An item in the Daily Telegraph has raised awareness of the impact of drinking diet drinks or fruit tea between meals.

>> Click here to read.

According to a paper published in the BDJ, this habit makes us up to 11 times more likely to suffer from tooth erosion.

Consuming acidic drinks – such as fruit teas, or lemon in water – between meals had one of the most damaging effects. It increased the chance of moderate or severe tooth erosion, eleven-fold.

When consumed with meals, the drinks do just half as much damage.

The study also found sugar-free soft drinks are as erosive as sugar-sweetened ones.

The investigation, published in the British Dental Journal, said dentists were seeing increasing numbers of patients with tooth erosion, which may be linked to changing patterns of eating, such as increased snacking.
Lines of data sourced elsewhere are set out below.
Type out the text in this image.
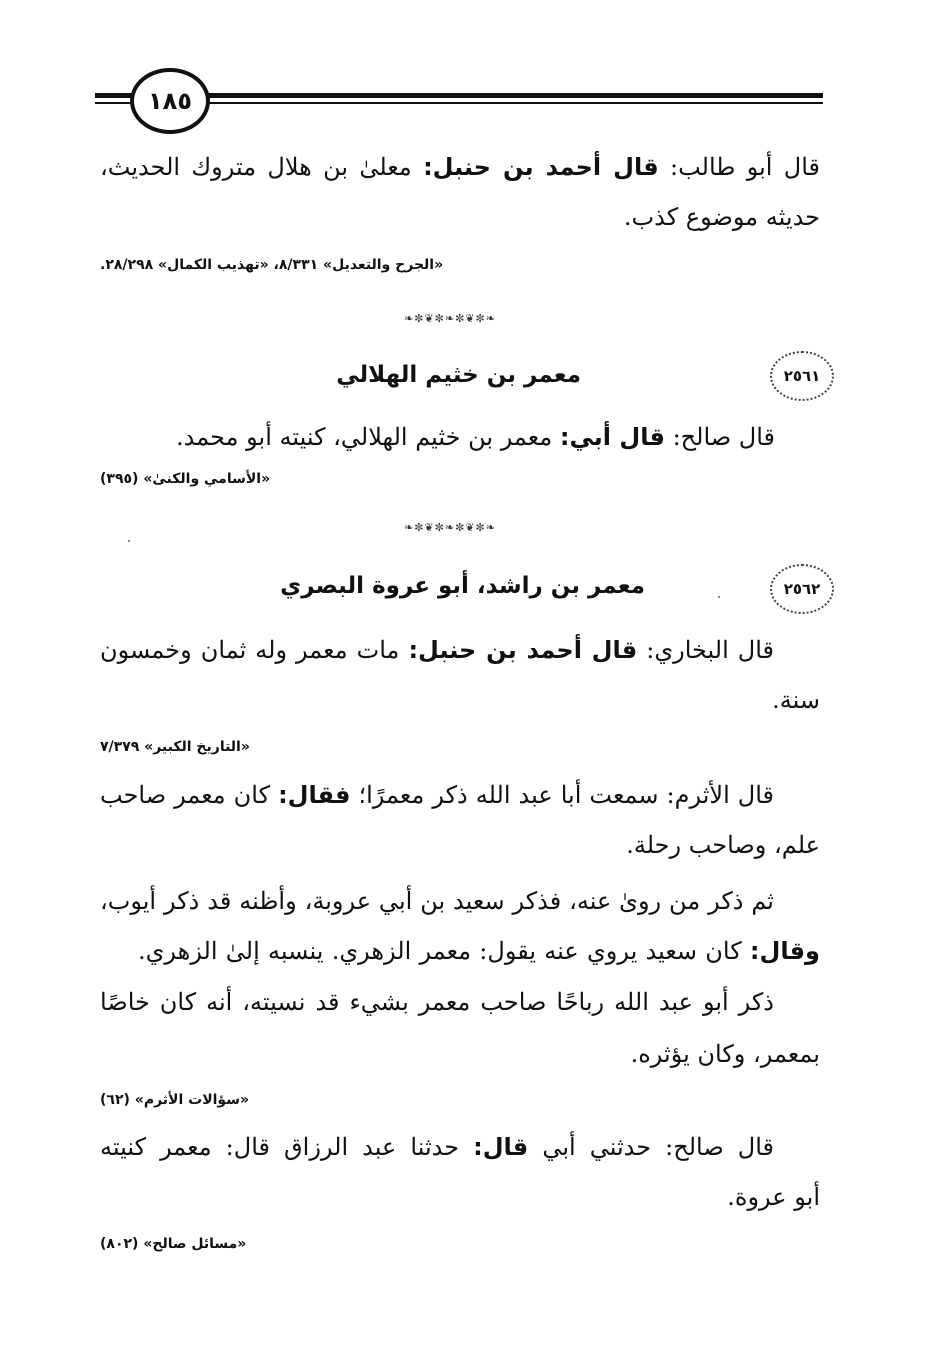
١٨٥
قال أبو طالب: قال أحمد بن حنبل: معلىٰ بن هلال متروك الحديث،
حديثه موضوع كذب.
«الجرح والتعديل» ٨/٣٣١، «تهذيب الكمال» ٢٨/٢٩٨.
❧✼❦✼❧✼❦✼❧
٢٥٦١
معمر بن خثيم الهلالي
قال صالح: قال أبي: معمر بن خثيم الهلالي، كنيته أبو محمد.
«الأسامي والكنىٰ» (٣٩٥)
❧✼❦✼❧✼❦✼❧
٢٥٦٢
معمر بن راشد، أبو عروة البصري
قال البخاري: قال أحمد بن حنبل: مات معمر وله ثمان وخمسون
سنة.
«التاريخ الكبير» ٧/٣٧٩
قال الأثرم: سمعت أبا عبد الله ذكر معمرًا؛ فقال: كان معمر صاحب
علم، وصاحب رحلة.
ثم ذكر من روىٰ عنه، فذكر سعيد بن أبي عروبة، وأظنه قد ذكر أيوب،
وقال: كان سعيد يروي عنه يقول: معمر الزهري. ينسبه إلىٰ الزهري.
ذكر أبو عبد الله رباحًا صاحب معمر بشيء قد نسيته، أنه كان خاصًا
بمعمر، وكان يؤثره.
«سؤالات الأثرم» (٦٢)
قال صالح: حدثني أبي قال: حدثنا عبد الرزاق قال: معمر كنيته
أبو عروة.
«مسائل صالح» (٨٠٢)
Below is the abstract from the paper:

 

S. O'Toole & F. Mullan. The role of the diet in tooth wear. BDJ; 23 February 2018: doi:10.1038/sj.bdj.2018.127 (published online).

 

Abstract:

An acidic diet has been associated with erosive tooth wear. However, some people who consume dietary acids develop erosive tooth wear and some do not. This review paper provides an overview of the risk factors of dietary acid consumption which increase the likelihood of developing severe erosive tooth wear. Increased frequency of dietary acid consumption, particularly between meals appears to be the predominant risk factor. However, habitually drinking acidic drinks by sipping them slowly or swishing, rinsing or holding acidic drinks in the mouth before swallowing will also increase risk of progression. Consuming fruit over long time periods at a single sitting and dietary acids being served at increased temperatures have also been implicated. Additions of fruit or fruit flavourings to drinks and regular consumption of vinegars, pickles, acidic medications or acidic sugar-free sweets are potential hidden risk factors that should be discussed with patients at risk of erosive tooth wear progression. Behaviour change is difficult to achieve but specific, targeted behavioural interventions and offering alternatives may increase success.